Let me emphasize that the full understanding of string theory near the conifold-like singularities is one of the huge technical victories of string theory. It proves, among other things, that topology of space can change according to string theory without introducing any disasters or inconsistencies. String theory is completely smooth around this point while general relativity itself would break down because the curvature invariants classically diverge. Moreover, shocking new dualities and identities between a priori different quantities follow from this relation as an extra bonus. Roger Penrose seems to miss this point completely. If you read this blog, Sir Penrose, your humble correspondent would like to ask you to look at the relevant papers that actually prove the power and amazing consistency of string theory; nowadays, they are definitely not examples of phenomena that can be used to question extra dimensions in general or string theory in particular!

When you include branes (or fluxes), the two branches actually get continuously connected - much like two intersecting lines that can be resolved into a hyperbola. Along this "hyperbola", you may identify regions where the D-brane or the flux description is better - these two descriptions have different spacetime topology. But the transition between them is continuous; you can't divide a hyperbola into a vertical and a horizontal part.

Anke studied a non-Kähler deformation of these conifold vacua with D-branes on it and roughly 6 dual descriptions of them. There has been a lot of debate going on whether her chain of dualities was the most efficient one, whether half-flatness was necessary for supersymmetry, whether the new backgrounds were actually supersymmetric, whether various forms had to be co-closed, whether there were any relations to generalized Kähler geometry and other modern concepts, and so forth. It would probably consume too much time to analyze all the points she raised and others discussed.
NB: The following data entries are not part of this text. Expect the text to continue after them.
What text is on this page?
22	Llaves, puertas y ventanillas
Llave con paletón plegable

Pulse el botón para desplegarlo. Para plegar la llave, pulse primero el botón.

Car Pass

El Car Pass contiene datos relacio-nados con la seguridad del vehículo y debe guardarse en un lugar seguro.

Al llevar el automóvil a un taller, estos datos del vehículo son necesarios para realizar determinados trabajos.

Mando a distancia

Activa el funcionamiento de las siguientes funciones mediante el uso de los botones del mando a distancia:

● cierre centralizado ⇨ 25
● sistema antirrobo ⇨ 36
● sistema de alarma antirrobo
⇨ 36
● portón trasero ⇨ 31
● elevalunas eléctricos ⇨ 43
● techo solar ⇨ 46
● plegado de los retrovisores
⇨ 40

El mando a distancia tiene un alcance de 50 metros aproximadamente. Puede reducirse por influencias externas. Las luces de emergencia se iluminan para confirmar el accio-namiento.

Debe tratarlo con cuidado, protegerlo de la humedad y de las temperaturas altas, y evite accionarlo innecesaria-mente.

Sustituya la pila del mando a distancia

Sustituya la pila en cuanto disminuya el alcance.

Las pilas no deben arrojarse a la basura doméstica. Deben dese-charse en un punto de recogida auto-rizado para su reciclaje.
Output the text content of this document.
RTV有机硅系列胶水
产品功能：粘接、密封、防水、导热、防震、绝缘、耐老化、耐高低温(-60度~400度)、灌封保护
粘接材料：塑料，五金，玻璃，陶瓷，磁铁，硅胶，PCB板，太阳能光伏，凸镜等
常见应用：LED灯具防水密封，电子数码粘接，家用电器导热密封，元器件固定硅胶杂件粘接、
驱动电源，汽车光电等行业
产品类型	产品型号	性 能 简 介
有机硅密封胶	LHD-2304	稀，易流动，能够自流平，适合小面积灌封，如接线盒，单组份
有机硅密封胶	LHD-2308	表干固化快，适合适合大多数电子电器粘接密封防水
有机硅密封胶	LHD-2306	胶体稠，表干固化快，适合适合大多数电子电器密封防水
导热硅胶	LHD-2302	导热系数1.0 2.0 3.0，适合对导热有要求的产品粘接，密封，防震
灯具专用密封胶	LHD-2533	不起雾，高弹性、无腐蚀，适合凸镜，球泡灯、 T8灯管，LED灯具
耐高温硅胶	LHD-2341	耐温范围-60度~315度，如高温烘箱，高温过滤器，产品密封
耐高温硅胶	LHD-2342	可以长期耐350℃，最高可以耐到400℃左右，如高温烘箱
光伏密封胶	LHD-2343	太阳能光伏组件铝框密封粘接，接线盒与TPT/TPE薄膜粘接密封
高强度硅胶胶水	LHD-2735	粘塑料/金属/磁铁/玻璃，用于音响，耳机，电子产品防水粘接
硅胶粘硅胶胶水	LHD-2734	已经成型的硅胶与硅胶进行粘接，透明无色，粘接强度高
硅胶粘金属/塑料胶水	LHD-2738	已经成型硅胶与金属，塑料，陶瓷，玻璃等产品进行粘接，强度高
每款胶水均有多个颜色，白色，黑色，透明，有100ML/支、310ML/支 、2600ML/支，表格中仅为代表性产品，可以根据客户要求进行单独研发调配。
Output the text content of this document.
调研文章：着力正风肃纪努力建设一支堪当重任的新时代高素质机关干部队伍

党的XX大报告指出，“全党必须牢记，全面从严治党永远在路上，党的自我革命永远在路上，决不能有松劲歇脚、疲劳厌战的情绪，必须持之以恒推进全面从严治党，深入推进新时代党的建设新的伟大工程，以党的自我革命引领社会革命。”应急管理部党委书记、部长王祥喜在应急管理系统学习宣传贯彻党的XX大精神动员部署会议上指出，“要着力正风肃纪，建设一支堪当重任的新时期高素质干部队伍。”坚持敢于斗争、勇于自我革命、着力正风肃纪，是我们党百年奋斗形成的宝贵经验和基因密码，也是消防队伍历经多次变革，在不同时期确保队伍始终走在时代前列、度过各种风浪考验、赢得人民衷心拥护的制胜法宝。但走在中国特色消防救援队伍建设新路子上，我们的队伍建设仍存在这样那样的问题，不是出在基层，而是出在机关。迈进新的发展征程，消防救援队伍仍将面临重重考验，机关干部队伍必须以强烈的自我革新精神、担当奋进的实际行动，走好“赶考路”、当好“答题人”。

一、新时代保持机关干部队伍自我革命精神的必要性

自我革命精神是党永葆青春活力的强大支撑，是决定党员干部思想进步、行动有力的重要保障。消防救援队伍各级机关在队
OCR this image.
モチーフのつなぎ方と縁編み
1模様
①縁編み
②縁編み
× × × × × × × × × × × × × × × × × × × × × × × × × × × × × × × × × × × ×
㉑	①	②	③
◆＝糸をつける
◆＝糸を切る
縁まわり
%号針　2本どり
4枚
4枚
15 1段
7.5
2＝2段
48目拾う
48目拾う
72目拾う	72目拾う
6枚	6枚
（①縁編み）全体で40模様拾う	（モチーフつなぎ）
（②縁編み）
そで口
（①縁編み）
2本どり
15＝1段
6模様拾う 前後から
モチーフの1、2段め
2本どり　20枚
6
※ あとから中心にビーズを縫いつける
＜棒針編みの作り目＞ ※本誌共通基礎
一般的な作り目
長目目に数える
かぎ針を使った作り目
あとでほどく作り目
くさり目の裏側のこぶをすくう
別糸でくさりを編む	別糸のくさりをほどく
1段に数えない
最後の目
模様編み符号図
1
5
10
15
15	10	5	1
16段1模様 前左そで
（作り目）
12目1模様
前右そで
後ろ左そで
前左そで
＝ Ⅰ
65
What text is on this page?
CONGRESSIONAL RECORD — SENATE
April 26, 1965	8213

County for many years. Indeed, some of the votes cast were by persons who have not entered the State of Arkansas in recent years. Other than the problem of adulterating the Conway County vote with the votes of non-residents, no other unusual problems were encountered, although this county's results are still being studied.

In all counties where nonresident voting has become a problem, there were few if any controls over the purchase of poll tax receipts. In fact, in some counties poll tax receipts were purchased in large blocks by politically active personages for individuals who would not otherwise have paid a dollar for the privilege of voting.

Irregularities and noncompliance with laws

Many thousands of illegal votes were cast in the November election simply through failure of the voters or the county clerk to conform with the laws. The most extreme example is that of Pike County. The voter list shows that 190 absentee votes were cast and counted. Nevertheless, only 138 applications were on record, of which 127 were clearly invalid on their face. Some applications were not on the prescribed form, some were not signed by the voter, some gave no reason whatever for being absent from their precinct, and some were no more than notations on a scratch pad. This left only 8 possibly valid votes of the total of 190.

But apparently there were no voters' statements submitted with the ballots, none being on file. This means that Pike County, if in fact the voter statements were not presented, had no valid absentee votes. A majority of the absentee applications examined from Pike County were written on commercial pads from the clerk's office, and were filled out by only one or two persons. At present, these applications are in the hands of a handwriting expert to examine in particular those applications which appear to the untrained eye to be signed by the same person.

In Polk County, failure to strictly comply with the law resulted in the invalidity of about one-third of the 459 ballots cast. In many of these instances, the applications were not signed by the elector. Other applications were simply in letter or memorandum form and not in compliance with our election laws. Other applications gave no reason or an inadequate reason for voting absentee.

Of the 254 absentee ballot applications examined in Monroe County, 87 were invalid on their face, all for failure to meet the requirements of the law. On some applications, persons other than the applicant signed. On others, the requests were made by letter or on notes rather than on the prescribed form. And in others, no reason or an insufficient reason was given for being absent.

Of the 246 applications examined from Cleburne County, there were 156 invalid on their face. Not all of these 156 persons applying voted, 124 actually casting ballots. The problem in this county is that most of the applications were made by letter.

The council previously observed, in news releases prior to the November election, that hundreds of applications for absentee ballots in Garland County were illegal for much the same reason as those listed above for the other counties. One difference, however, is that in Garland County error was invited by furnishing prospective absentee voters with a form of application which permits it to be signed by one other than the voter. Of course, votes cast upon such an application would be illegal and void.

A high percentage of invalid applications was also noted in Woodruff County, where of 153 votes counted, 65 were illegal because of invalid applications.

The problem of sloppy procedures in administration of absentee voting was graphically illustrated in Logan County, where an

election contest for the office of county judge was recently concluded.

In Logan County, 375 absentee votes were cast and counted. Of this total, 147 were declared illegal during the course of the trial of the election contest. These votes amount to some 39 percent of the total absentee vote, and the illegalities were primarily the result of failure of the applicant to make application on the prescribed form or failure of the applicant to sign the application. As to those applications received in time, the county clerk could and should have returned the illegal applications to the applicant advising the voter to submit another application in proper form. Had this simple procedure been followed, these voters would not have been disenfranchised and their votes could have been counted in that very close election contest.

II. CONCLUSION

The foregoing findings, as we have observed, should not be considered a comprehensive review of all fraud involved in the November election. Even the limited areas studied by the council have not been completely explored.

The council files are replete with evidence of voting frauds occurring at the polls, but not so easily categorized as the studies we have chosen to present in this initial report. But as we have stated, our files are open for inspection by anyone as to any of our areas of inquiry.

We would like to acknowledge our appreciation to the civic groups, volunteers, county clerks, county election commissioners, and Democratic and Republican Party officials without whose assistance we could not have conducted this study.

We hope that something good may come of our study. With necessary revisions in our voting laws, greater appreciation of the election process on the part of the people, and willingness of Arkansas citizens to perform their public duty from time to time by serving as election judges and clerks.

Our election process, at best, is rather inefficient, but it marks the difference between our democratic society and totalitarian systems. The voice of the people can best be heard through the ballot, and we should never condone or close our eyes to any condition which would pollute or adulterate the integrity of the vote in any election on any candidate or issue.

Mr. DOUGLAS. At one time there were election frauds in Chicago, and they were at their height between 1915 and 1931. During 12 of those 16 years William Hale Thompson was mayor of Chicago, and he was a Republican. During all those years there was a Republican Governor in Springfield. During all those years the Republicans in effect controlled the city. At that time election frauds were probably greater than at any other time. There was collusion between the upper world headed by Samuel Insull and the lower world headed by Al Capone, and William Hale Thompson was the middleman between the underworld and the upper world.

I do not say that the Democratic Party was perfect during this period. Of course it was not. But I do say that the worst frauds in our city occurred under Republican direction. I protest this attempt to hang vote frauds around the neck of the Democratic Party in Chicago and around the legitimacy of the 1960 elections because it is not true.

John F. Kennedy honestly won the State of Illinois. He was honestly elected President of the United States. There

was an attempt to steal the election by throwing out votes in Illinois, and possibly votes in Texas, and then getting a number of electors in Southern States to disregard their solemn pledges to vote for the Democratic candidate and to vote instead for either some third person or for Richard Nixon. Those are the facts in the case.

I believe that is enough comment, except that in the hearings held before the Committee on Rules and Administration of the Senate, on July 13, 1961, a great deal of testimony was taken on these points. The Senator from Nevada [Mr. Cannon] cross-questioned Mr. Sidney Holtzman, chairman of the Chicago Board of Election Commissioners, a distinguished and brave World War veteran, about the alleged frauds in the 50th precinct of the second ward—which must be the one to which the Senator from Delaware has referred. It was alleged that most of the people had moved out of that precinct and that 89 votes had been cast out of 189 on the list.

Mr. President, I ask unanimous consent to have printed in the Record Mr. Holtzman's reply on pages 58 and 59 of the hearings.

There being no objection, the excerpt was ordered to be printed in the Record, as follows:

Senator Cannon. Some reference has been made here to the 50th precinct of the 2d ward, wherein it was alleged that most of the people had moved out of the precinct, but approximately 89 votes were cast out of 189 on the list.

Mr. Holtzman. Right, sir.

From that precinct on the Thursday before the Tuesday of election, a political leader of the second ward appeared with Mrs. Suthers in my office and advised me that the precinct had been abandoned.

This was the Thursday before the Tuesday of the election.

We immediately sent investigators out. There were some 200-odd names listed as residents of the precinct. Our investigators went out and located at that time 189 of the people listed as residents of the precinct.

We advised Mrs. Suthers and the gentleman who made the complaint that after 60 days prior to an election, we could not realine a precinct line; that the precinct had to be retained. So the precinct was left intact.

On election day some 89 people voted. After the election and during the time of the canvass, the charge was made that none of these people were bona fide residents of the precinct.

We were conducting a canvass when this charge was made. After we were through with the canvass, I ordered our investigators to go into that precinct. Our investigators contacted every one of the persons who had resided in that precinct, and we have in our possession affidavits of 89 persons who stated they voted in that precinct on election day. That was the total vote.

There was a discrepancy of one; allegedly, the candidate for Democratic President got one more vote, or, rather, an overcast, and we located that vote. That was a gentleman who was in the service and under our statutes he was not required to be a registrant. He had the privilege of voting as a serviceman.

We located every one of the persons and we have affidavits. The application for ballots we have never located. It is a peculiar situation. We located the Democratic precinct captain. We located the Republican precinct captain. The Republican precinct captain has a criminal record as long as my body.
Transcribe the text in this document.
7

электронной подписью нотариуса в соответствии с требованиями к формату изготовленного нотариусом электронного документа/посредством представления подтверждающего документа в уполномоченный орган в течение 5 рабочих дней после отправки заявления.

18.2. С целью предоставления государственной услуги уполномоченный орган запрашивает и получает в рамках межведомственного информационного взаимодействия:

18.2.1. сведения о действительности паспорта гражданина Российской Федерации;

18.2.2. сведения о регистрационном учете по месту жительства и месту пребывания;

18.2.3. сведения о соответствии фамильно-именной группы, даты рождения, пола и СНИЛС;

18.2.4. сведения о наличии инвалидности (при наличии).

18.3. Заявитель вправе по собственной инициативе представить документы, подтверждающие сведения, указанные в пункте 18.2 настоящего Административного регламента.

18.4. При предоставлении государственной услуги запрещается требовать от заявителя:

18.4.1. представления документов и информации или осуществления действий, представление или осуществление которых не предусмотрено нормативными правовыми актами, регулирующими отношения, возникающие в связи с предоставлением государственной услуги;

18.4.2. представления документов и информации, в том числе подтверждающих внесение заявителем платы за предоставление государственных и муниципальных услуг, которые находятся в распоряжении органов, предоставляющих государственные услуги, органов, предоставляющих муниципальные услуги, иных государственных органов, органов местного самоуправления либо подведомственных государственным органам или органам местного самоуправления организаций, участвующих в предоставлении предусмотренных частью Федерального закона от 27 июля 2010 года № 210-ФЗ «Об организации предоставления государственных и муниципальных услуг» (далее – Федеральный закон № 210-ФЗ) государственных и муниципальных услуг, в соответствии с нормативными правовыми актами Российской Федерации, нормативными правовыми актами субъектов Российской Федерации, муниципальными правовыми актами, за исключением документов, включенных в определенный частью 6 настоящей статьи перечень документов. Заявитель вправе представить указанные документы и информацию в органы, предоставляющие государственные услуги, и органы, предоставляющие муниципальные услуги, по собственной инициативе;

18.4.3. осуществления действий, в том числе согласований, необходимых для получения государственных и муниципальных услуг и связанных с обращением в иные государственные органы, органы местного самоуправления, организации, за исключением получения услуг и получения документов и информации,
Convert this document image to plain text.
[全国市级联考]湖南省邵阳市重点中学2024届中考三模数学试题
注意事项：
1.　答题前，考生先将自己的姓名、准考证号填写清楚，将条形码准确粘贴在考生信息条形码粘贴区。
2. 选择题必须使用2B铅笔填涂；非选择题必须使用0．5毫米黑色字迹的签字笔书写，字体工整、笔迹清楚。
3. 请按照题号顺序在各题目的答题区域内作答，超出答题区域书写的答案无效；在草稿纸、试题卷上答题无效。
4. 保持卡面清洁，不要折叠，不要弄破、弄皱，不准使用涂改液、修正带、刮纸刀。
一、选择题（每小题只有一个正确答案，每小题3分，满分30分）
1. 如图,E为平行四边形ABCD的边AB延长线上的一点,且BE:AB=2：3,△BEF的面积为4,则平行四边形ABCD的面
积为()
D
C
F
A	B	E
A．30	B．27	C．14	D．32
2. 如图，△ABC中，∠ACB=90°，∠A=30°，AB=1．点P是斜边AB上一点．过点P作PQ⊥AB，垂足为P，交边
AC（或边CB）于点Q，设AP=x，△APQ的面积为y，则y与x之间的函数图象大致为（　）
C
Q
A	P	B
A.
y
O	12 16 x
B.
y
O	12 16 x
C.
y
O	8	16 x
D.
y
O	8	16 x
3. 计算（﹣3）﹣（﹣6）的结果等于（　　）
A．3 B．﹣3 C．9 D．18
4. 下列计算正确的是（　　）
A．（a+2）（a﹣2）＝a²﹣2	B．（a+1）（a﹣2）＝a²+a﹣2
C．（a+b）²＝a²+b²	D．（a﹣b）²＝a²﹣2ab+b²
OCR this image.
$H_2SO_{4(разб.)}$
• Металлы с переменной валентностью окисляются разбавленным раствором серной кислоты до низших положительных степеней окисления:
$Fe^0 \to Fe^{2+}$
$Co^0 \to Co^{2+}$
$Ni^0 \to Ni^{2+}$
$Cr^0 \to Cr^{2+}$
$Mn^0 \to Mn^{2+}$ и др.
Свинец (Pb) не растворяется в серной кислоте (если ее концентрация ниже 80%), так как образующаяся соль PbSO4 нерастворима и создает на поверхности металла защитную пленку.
  1. Hello, thank you very much for your simple words to explain something complex, I have some questions:

    1) Ok, the base of the cone is S^2xS^3 but as we move away from the singularity it remains S^2xS^3 ?

    2) Change the smooth peak for something does not affect the reality of things, i.e the physics of what this happening?

    3) Why do you want to remove the singularity, apart from the fact that I want to be Calabi Yau Non compact, Ricci flat and Kahler, what is the benefit of removing the singularity? If the singularity is a coordinate and not only physical?

    thanks for replying, all the best :-)

  2. Dear Bárbara, thanks for your kind words.

    1) One may slice a finite neighborhood of the tip of the cone along the values of "distance from the tip", and the slices will be S2 x S3 up to some distance. Later, however, the "result of the manifold", whatever it is, will show up. It can have a complicated topology and not every singular manifold with a conifold singularity may be globally sliced to S2 x S3 slices, of course.

    2) Sorry, I don't understand this question at all. In general, you can't just replace pieces of geometry by something completely different. Geometry has to obey stringent conditions, essentially Einstein's equations (Ricci flatness) so while I am not sure what you exactly wanted to replace by what and why, I guess that it is not possible.

    3) One may easily prove that the conifold singularity isn't just a coordinate singularity. The Riemann tensor clearly goes to infinity. That's true for all cones that are not locally flat (the curvature radius is equal to the distance from the tip of the cone times a universal constant) and the S2 x S3 -based conifold is obviously not Riemann-flat.

    Otherwise I don't want to "remove it" at any cost. String theory really makes it possible for spacetime to be a conifold - it allows well-defined predictions even at this geometry that naively looks singular, from the viewpoint of "just the geometry", so classical GR would be ill-defined but string theory is OK on this space.